The Spiegel article then says that two decades later, thousands of people are once again fleeing to Germany, above all from the war-torn areas of the Middle East. And once again the political establishment is reacting by placing restrictions on the right to asylum—to the extent that it even exists at all anymore.

The criminalization and imprisonment of refugees through official politics and the detainment of refugees that will be the consequence of the law are particularly perfidious and will provide an impetus to right-wing populists.

Interior Minister de Maiziere claims that the harshness toward new arrivals is necessary in order to “ensure approval of the entry and taking in of those who need protection in Germany.”

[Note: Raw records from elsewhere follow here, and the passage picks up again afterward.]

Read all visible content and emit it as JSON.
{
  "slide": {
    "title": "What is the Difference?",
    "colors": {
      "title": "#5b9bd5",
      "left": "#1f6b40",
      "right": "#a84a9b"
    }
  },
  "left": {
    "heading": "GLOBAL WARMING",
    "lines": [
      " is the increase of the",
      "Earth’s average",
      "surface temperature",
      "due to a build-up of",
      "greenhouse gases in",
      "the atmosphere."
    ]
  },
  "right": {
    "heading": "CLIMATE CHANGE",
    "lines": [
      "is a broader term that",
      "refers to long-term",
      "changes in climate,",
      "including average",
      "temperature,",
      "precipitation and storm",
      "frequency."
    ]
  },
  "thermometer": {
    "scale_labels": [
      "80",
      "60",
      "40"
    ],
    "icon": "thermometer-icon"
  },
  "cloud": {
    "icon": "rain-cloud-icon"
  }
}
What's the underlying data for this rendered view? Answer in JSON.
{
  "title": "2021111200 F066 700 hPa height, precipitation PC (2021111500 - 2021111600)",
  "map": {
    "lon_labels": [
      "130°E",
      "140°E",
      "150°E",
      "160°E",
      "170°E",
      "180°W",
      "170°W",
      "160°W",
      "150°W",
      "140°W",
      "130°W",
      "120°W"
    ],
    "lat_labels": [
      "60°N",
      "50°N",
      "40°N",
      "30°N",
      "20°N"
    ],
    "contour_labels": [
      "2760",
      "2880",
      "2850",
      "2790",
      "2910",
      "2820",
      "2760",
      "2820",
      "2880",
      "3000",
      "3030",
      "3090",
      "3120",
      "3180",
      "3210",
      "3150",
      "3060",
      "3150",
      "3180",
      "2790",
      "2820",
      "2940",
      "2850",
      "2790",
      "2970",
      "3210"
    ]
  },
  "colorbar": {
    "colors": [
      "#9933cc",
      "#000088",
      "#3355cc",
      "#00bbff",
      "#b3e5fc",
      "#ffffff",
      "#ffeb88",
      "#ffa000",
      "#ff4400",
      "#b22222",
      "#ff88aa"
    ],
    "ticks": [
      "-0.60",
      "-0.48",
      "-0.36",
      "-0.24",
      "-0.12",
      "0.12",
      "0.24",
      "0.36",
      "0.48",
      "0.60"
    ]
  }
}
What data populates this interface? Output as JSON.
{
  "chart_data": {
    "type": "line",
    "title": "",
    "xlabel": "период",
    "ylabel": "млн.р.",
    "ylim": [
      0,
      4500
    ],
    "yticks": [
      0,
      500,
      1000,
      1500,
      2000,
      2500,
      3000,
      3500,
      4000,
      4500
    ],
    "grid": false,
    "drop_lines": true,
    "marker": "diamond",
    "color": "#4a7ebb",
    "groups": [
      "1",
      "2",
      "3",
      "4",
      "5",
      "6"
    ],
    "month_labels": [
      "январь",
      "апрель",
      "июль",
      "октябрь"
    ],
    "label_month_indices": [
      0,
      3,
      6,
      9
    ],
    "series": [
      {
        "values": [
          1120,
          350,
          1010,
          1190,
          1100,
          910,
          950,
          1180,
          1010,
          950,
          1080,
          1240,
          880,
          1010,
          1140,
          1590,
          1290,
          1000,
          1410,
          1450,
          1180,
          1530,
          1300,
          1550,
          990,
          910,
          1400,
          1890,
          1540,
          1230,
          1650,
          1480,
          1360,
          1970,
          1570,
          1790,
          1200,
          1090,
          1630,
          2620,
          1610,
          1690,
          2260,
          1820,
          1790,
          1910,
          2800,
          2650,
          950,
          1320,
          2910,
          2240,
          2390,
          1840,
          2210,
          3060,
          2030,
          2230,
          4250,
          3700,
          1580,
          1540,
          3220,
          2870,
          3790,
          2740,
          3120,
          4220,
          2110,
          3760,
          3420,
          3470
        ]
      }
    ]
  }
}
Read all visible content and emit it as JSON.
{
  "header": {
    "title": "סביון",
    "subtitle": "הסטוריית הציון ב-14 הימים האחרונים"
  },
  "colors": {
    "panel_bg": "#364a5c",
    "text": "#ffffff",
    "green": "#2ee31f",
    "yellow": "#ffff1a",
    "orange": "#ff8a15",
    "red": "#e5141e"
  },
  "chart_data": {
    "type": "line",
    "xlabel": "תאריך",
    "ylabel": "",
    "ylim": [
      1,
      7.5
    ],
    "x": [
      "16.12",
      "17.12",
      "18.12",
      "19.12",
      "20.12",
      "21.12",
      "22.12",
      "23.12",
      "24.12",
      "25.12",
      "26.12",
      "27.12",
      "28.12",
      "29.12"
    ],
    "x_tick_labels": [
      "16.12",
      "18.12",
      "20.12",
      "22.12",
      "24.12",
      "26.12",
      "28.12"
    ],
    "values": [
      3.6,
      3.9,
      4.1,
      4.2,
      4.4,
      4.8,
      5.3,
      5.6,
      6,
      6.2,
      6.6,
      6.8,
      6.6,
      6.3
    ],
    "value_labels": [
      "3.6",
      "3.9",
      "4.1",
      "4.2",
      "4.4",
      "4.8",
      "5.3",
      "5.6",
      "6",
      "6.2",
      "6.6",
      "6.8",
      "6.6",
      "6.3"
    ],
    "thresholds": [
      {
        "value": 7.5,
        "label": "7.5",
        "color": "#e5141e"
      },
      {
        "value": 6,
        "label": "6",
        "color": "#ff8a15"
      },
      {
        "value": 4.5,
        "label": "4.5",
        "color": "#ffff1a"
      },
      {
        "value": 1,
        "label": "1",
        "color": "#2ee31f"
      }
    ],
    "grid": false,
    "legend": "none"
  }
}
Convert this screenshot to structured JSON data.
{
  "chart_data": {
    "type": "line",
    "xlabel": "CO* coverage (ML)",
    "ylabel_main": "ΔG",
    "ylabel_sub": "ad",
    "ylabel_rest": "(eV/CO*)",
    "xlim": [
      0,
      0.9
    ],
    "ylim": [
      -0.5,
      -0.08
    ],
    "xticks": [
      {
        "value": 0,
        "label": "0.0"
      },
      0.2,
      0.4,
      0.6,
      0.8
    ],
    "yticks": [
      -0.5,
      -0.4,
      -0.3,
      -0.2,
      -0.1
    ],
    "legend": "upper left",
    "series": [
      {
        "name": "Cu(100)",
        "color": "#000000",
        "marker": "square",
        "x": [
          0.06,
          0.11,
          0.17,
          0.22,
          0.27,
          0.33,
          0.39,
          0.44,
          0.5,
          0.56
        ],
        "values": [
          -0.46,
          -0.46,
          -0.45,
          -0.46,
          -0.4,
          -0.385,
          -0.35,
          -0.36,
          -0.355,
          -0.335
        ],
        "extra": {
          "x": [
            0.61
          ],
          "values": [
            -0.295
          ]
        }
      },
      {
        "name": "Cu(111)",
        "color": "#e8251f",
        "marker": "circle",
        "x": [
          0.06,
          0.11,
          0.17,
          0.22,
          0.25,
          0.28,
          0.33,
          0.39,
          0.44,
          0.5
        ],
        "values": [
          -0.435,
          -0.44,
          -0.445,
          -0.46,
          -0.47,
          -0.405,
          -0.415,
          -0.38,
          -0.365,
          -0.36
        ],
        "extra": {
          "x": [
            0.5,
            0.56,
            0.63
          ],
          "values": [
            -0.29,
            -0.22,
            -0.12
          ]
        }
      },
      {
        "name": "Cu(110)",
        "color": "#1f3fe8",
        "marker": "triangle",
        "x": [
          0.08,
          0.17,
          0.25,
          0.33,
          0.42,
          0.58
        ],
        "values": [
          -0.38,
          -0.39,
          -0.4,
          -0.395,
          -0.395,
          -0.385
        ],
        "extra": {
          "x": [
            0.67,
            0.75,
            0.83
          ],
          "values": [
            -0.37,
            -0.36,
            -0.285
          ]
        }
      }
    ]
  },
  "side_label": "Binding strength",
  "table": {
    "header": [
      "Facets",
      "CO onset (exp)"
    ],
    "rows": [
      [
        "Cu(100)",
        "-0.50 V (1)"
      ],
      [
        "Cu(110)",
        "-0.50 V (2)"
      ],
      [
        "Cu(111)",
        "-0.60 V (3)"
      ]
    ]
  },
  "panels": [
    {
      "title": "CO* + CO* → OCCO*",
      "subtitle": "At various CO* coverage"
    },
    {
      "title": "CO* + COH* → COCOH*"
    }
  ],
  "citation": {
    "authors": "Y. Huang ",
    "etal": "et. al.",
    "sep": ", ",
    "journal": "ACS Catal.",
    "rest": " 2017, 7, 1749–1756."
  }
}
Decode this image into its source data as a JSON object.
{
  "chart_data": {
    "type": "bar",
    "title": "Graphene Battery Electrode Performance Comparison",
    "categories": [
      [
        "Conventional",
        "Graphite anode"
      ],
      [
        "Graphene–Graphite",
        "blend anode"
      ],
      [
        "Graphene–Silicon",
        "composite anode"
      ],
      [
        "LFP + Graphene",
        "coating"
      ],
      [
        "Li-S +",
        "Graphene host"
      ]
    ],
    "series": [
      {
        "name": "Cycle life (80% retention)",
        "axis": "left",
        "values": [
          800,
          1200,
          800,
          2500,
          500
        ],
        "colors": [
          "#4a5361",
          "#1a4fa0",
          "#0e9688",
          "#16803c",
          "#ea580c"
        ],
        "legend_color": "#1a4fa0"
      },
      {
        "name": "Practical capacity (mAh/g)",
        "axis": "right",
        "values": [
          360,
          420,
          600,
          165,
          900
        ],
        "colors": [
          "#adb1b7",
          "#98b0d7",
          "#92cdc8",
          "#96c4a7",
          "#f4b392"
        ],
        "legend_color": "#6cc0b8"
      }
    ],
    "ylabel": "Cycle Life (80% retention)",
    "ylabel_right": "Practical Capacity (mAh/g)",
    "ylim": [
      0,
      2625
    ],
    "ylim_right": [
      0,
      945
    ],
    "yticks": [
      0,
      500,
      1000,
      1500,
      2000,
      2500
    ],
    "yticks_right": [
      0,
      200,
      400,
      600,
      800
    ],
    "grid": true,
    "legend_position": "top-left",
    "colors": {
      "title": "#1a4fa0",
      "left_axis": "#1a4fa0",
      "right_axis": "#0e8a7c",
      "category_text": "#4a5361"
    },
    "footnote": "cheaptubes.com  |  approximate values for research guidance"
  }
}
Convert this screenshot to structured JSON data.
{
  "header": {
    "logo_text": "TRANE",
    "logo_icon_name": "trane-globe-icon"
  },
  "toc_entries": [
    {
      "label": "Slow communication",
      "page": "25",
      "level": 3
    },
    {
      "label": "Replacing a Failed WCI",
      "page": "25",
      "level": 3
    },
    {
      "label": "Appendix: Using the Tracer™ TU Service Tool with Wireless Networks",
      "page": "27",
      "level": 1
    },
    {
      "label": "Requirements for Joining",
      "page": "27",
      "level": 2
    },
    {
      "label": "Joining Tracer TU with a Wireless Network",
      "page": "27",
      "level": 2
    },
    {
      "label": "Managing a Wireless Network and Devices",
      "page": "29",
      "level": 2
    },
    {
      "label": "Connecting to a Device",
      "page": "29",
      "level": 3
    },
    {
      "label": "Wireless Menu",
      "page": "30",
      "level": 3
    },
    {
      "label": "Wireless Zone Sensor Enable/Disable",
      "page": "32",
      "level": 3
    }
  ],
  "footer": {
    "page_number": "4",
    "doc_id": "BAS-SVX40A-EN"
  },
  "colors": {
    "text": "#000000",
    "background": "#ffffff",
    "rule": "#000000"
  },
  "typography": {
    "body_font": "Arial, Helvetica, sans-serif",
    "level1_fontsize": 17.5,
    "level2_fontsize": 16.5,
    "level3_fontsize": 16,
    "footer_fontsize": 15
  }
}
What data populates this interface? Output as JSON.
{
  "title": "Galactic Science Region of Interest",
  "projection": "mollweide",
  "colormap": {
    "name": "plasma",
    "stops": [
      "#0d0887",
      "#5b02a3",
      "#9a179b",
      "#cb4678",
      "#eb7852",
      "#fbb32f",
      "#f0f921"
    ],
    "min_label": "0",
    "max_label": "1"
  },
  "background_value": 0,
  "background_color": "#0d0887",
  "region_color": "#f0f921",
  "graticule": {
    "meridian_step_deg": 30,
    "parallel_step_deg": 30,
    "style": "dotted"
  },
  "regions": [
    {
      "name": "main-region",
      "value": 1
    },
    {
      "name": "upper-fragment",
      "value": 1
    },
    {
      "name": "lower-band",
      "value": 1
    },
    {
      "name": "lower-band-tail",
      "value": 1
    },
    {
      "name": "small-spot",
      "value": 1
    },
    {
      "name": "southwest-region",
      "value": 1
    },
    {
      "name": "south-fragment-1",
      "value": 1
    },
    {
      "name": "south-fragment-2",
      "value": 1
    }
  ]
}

This argumentation is “dishonest because it suggests that refugees could also travel into Germany legally,” writes Spiegel ’s Popp, adding, “The Dublin agreement, however, stipulates that applicants for asylum stay in the country that they enter first, that is, as a rule in Italy, Bulgaria or Greece.”

While there is broad popular support for taking in and supporting refugees, the hostile policy of the federal government toward refugees encourages a far right-wing minority. This support has the effect of emboldening and provoking the extreme right, which has attacked refugees and their housing in Germany.

Not only de Maiziere, but also Economic Minister and SPD President Sigmar Gabriel and the head of the Left Party fraction, Gregor Gysi, support these attacks. Both said at the beginning of the year with regard to the extreme right-wing Pegida movement that one must be ready to discuss with them and regard their right-wing demonstrations and threats against refugees as an expression of justified fears and concerns by broad sections of the population, who feel overwhelmed.

The open hostility to foreigners and the brutal actions against refugees by the German government, along with all other governments of the EU countries, must be seen in the context of the violent attacks of the EU, the European Central Bank and the International Monetary Fund on the Greek working class. An example is currently being made of Greece, but similar attacks are underway against the working class throughout Europe.